Well, there you have it.
We started our advertising lives together, got mesmerized by it together, smoked tons of cigarettes together and got disillusioned by it over the years. (Advertising. And in my case, smoking too.)
In our separate little ways.
He quit the corporate world to take on pottery.
He spins a wheel not for his living, yet, but for his liking.
Another friend of mine quit his job and his interest in doing a job, perhaps in that order, and has been chasing eclipses and other heavenly phenomenon ever since. His life is consumed by the stars. Of the Stephen Hawking variety, not the daily horoscope variety.
He looks through his telescope and god only knows what he sees.
I haven’t recovered from the last time I saw Saturn from his telescope.
But I digress.
They have both found beautiful new reasons to get disappointed, and disillusioned about.
The star chaser is currently suffering from post eclipse depression. He spent ten days preparing for the eclipse with his astronomy gang. Some tonnes of material was carried to Patna. But the monsoons wiped out the slate for him. He has shown me other people’s pictures of the eclipse. This is what could have been, he says. Oh what an amazing reason to feel fucked about.
The potter is sitting, as I write, in the suburbs of Mumbai. Contemplating teaching pottery in Goa. His money is running out, but not his belief that he will never go back to the corporate world. But that isn’t on his mind right now. He is troubled by the conflict that solitude poses before us. Just how much is enough, before you start hallucinating about the benefits of a regular advertising salary?

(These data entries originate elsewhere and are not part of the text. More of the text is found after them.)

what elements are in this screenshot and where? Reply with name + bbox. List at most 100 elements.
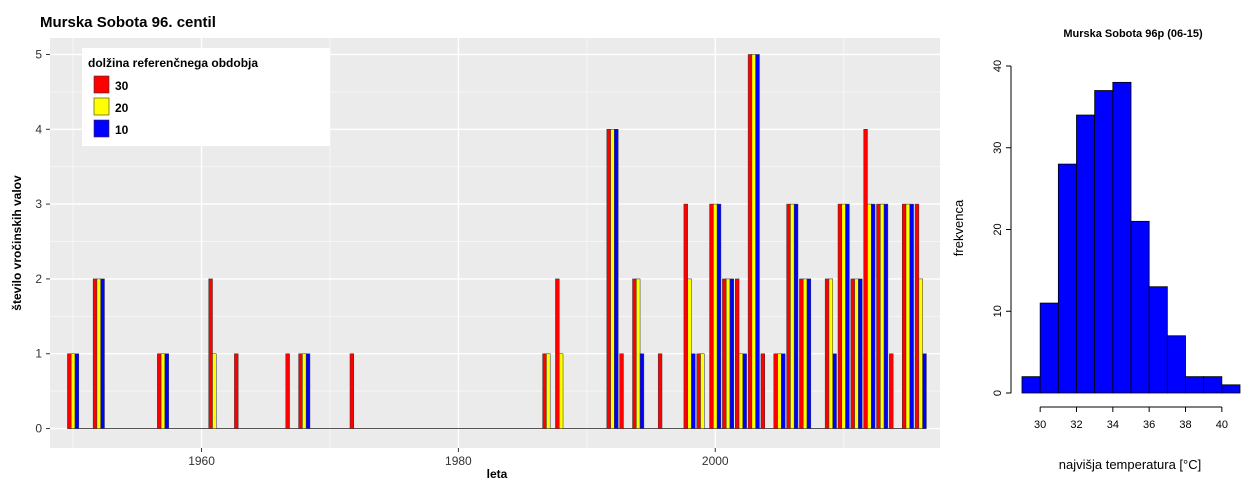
y-tick-label: 4: [35, 122, 42, 136]
left-x-ticks: 1960 1980 2000: [188, 448, 729, 468]
bar-20-2011: [854, 278, 859, 429]
bar-30-1992: [606, 129, 611, 429]
bar-10-2003: [755, 54, 760, 429]
legend-label-10: 10: [115, 123, 129, 137]
right-y-axis-label: frekvenca: [951, 199, 966, 256]
bar-20-1952: [96, 278, 101, 429]
right-x-axis-label: najvišja temperatura [°C]: [1059, 457, 1201, 472]
bar-20-1987: [546, 353, 551, 429]
x-tick-label: 2000: [702, 454, 729, 468]
bar-20-1950: [70, 353, 76, 429]
bar-10-1950: [74, 353, 80, 429]
hist-bar-34: [1112, 81, 1132, 394]
x-tick-label: 38: [1179, 419, 1191, 431]
bar-30-1963: [234, 353, 239, 429]
legend-key-30: [93, 75, 110, 94]
bar-10-2006: [793, 203, 799, 429]
bar-30-2000: [709, 203, 714, 429]
hist-bar-36: [1148, 286, 1168, 394]
bar-30-2003: [747, 54, 753, 429]
bar-20-2012: [867, 203, 872, 429]
bar-10-2013: [883, 203, 889, 429]
bar-20-2007: [803, 278, 808, 429]
hist-bar-29: [1021, 376, 1041, 394]
bar-30-1987: [542, 353, 547, 429]
bar-10-1952: [100, 278, 105, 429]
bar-30-2007: [799, 278, 804, 429]
left-y-axis-label: število vročinskih valov: [10, 175, 24, 311]
bar-10-1957: [164, 353, 169, 429]
x-tick-label: 32: [1070, 419, 1082, 431]
bar-20-1961: [212, 353, 217, 429]
legend: dolžina referenčnega obdobja 30 20 10: [82, 48, 330, 146]
bar-30-1968: [298, 353, 303, 429]
bar-30-1993: [619, 353, 624, 429]
bar-10-2007: [806, 278, 812, 429]
bar-10-2002: [742, 353, 747, 429]
bar-20-1998: [687, 278, 692, 429]
bar-20-1988: [559, 353, 564, 429]
right-chart-title: Murska Sobota 96p (06-15): [1063, 28, 1203, 40]
legend-label-30: 30: [115, 79, 129, 93]
y-tick-label: 10: [992, 305, 1004, 317]
bar-30-2013: [876, 203, 881, 429]
legend-label-20: 20: [115, 101, 129, 115]
bar-20-1968: [302, 353, 307, 429]
hist-bar-35: [1130, 220, 1150, 394]
right-chart: Murska Sobota 96p (06-15) 0 10 20 30 40 30 32…: [951, 28, 1241, 472]
bar-10-1998: [691, 353, 696, 429]
legend-key-10: [93, 119, 110, 138]
hist-bar-30: [1039, 302, 1059, 394]
bar-10-2010: [845, 203, 850, 429]
y-tick-label: 2: [35, 272, 42, 286]
bar-10-2015: [909, 203, 914, 429]
bar-10-1992: [614, 129, 619, 429]
bar-30-2015: [901, 203, 907, 429]
bar-10-2009: [832, 353, 837, 429]
bar-30-1957: [157, 353, 162, 429]
hist-bar-31: [1057, 163, 1077, 394]
bar-30-1972: [349, 353, 355, 429]
bar-20-2000: [713, 203, 718, 429]
bar-20-2016: [918, 278, 923, 429]
hist-bar-37: [1166, 335, 1186, 394]
bar-30-2010: [837, 203, 843, 429]
y-tick-label: 0: [35, 422, 42, 436]
bar-30-1996: [657, 353, 663, 429]
bar-30-1994: [632, 278, 637, 429]
x-tick-label: 30: [1034, 419, 1046, 431]
bar-30-2004: [760, 353, 765, 429]
bar-30-2005: [773, 353, 778, 429]
bar-30-1967: [285, 353, 290, 429]
hist-bar-40: [1221, 384, 1241, 394]
bar-10-2012: [871, 203, 876, 429]
legend-key-20: [93, 97, 110, 116]
bar-20-2009: [828, 278, 833, 429]
bar-30-2012: [863, 129, 868, 429]
hist-bar-33: [1094, 90, 1114, 394]
bar-20-2001: [725, 278, 731, 429]
y-tick-label: 30: [992, 142, 1004, 154]
legend-box: [82, 48, 330, 146]
bar-30-2009: [824, 278, 830, 429]
bar-30-2001: [722, 278, 727, 429]
bar-10-1994: [639, 353, 645, 429]
bar-20-1957: [160, 353, 166, 429]
right-x-axis: 30 32 34 36 38 40: [1034, 406, 1228, 431]
bar-20-1999: [700, 353, 705, 429]
bar-30-2016: [914, 203, 920, 429]
bar-30-2011: [850, 278, 855, 429]
bar-20-2005: [777, 353, 782, 429]
y-tick-label: 3: [35, 197, 42, 211]
y-tick-label: 0: [992, 390, 1004, 396]
bar-30-1952: [92, 278, 98, 429]
left-bars: [67, 54, 927, 430]
bar-10-2011: [858, 278, 863, 429]
bar-20-1992: [610, 129, 615, 429]
left-chart-title: Murska Sobota 96. centil: [40, 14, 216, 31]
x-tick-label: 34: [1107, 419, 1119, 431]
hist-bar-39: [1203, 376, 1223, 394]
y-tick-label: 1: [35, 347, 42, 361]
bar-30-2006: [786, 203, 791, 429]
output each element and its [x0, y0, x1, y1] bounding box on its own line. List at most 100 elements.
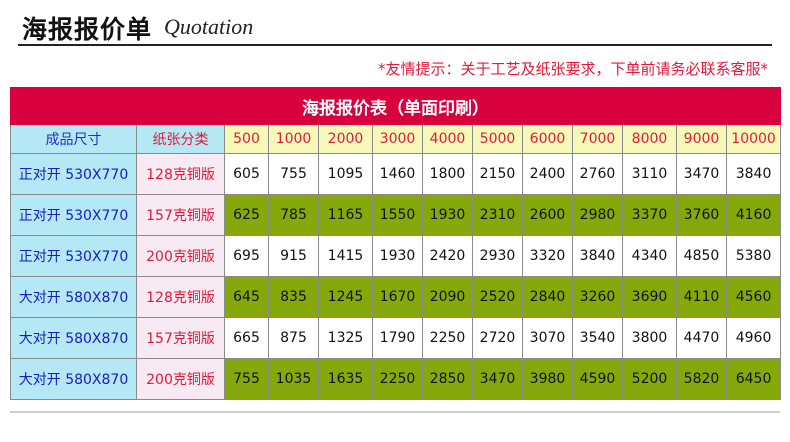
cell-price: 1930: [422, 194, 473, 236]
column-header-quantity: 6000: [522, 124, 573, 154]
notice-text: *友情提示：关于工艺及纸张要求，下单前请务必联系客服*: [377, 60, 768, 78]
table-row: 正对开 530X770 200克铜版 695 915 1415 1930 2420 2930 3…: [10, 235, 782, 277]
cell-price: 1800: [422, 153, 473, 195]
table-row: 大对开 580X870 128克铜版 645 835 1245 1670 2090 2520 2…: [10, 276, 782, 318]
cell-price: 3840: [725, 153, 782, 195]
column-header-quantity: 9000: [676, 124, 727, 154]
table-body: 正对开 530X770 128克铜版 605 755 1095 1460 1800 2150 2…: [10, 153, 782, 400]
column-header-quantity: 2000: [318, 124, 373, 154]
cell-price: 1635: [318, 358, 373, 400]
cell-price: 4590: [572, 358, 623, 400]
cell-paper: 157克铜版: [136, 194, 225, 236]
cell-size: 正对开 530X770: [10, 235, 137, 277]
cell-price: 1035: [268, 358, 319, 400]
cell-price: 2980: [572, 194, 623, 236]
cell-price: 5200: [622, 358, 677, 400]
cell-price: 3760: [676, 194, 727, 236]
cell-price: 1550: [372, 194, 423, 236]
cell-paper: 200克铜版: [136, 235, 225, 277]
cell-price: 1325: [318, 317, 373, 359]
cell-price: 755: [224, 358, 269, 400]
cell-price: 605: [224, 153, 269, 195]
cell-price: 695: [224, 235, 269, 277]
cell-price: 2250: [372, 358, 423, 400]
cell-paper: 128克铜版: [136, 276, 225, 318]
cell-size: 大对开 580X870: [10, 276, 137, 318]
cell-price: 2760: [572, 153, 623, 195]
cell-price: 3070: [522, 317, 573, 359]
cell-price: 4160: [725, 194, 782, 236]
cell-price: 3110: [622, 153, 677, 195]
page-title-english: Quotation: [164, 14, 254, 39]
cell-price: 645: [224, 276, 269, 318]
cell-price: 1930: [372, 235, 423, 277]
cell-price: 2600: [522, 194, 573, 236]
cell-price: 2720: [472, 317, 523, 359]
cell-price: 785: [268, 194, 319, 236]
cell-price: 625: [224, 194, 269, 236]
column-header-quantity: 7000: [572, 124, 623, 154]
table-header-row: 成品尺寸 纸张分类 500 1000 2000 3000 4000 5000 6000 700…: [10, 124, 782, 154]
cell-price: 4340: [622, 235, 677, 277]
table-row: 正对开 530X770 128克铜版 605 755 1095 1460 1800 2150 2…: [10, 153, 782, 195]
cell-price: 5380: [725, 235, 782, 277]
cell-price: 3800: [622, 317, 677, 359]
cell-price: 755: [268, 153, 319, 195]
cell-price: 5820: [676, 358, 727, 400]
cell-price: 4850: [676, 235, 727, 277]
column-header-quantity: 8000: [622, 124, 677, 154]
price-table-container: 海报报价表（单面印刷） 成品尺寸 纸张分类 500 1000 2000 3000 400…: [9, 87, 782, 400]
cell-price: 2150: [472, 153, 523, 195]
cell-price: 4960: [725, 317, 782, 359]
cell-price: 875: [268, 317, 319, 359]
cell-price: 665: [224, 317, 269, 359]
cell-price: 1670: [372, 276, 423, 318]
cell-price: 4470: [676, 317, 727, 359]
cell-size: 正对开 530X770: [10, 153, 137, 195]
cell-price: 3370: [622, 194, 677, 236]
cell-price: 1415: [318, 235, 373, 277]
cell-price: 3470: [472, 358, 523, 400]
cell-price: 2310: [472, 194, 523, 236]
column-header-quantity: 10000: [725, 124, 782, 154]
page-title: 海报报价单: [22, 15, 153, 44]
cell-price: 3840: [572, 235, 623, 277]
cell-price: 3260: [572, 276, 623, 318]
column-header-size: 成品尺寸: [10, 124, 137, 154]
header-divider: [18, 44, 772, 46]
cell-size: 正对开 530X770: [10, 194, 137, 236]
cell-price: 1460: [372, 153, 423, 195]
cell-price: 2840: [522, 276, 573, 318]
cell-price: 2420: [422, 235, 473, 277]
cell-size: 大对开 580X870: [10, 317, 137, 359]
table-row: 大对开 580X870 200克铜版 755 1035 1635 2250 2850 3470…: [10, 358, 782, 400]
cell-paper: 128克铜版: [136, 153, 225, 195]
cell-price: 6450: [725, 358, 782, 400]
column-header-quantity: 1000: [268, 124, 319, 154]
column-header-paper: 纸张分类: [136, 124, 225, 154]
cell-price: 2930: [472, 235, 523, 277]
cell-price: 2850: [422, 358, 473, 400]
cell-price: 3320: [522, 235, 573, 277]
page-header: 海报报价单 Quotation: [18, 8, 772, 44]
cell-price: 1245: [318, 276, 373, 318]
price-table: 海报报价表（单面印刷） 成品尺寸 纸张分类 500 1000 2000 3000 400…: [9, 87, 782, 400]
cell-price: 3690: [622, 276, 677, 318]
cell-price: 3470: [676, 153, 727, 195]
cell-paper: 200克铜版: [136, 358, 225, 400]
cell-price: 1790: [372, 317, 423, 359]
cell-price: 2250: [422, 317, 473, 359]
cell-price: 2520: [472, 276, 523, 318]
cell-paper: 157克铜版: [136, 317, 225, 359]
column-header-quantity: 5000: [472, 124, 523, 154]
cell-price: 3540: [572, 317, 623, 359]
cell-price: 3980: [522, 358, 573, 400]
cell-price: 4560: [725, 276, 782, 318]
cell-size: 大对开 580X870: [10, 358, 137, 400]
footer-divider: [10, 411, 780, 413]
cell-price: 1165: [318, 194, 373, 236]
column-header-quantity: 4000: [422, 124, 473, 154]
table-banner: 海报报价表（单面印刷）: [9, 87, 782, 125]
table-row: 大对开 580X870 157克铜版 665 875 1325 1790 2250 2720 3…: [10, 317, 782, 359]
table-row: 正对开 530X770 157克铜版 625 785 1165 1550 1930 2310 2…: [10, 194, 782, 236]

I leave these two gentlemen, with their conflicts and turn to mine. Hopelessly colourless by its comparison to my friends’ beautiful disappointments, is mine with words thrown at me from above the hierarchy garbage.
I take a walk and stand under a tree. Soon I must find my own beautiful reason to get disappointed about. What people in the ad business say and do, just doesn’t seem, how to say it without repeating that word but what the heck, beautiful.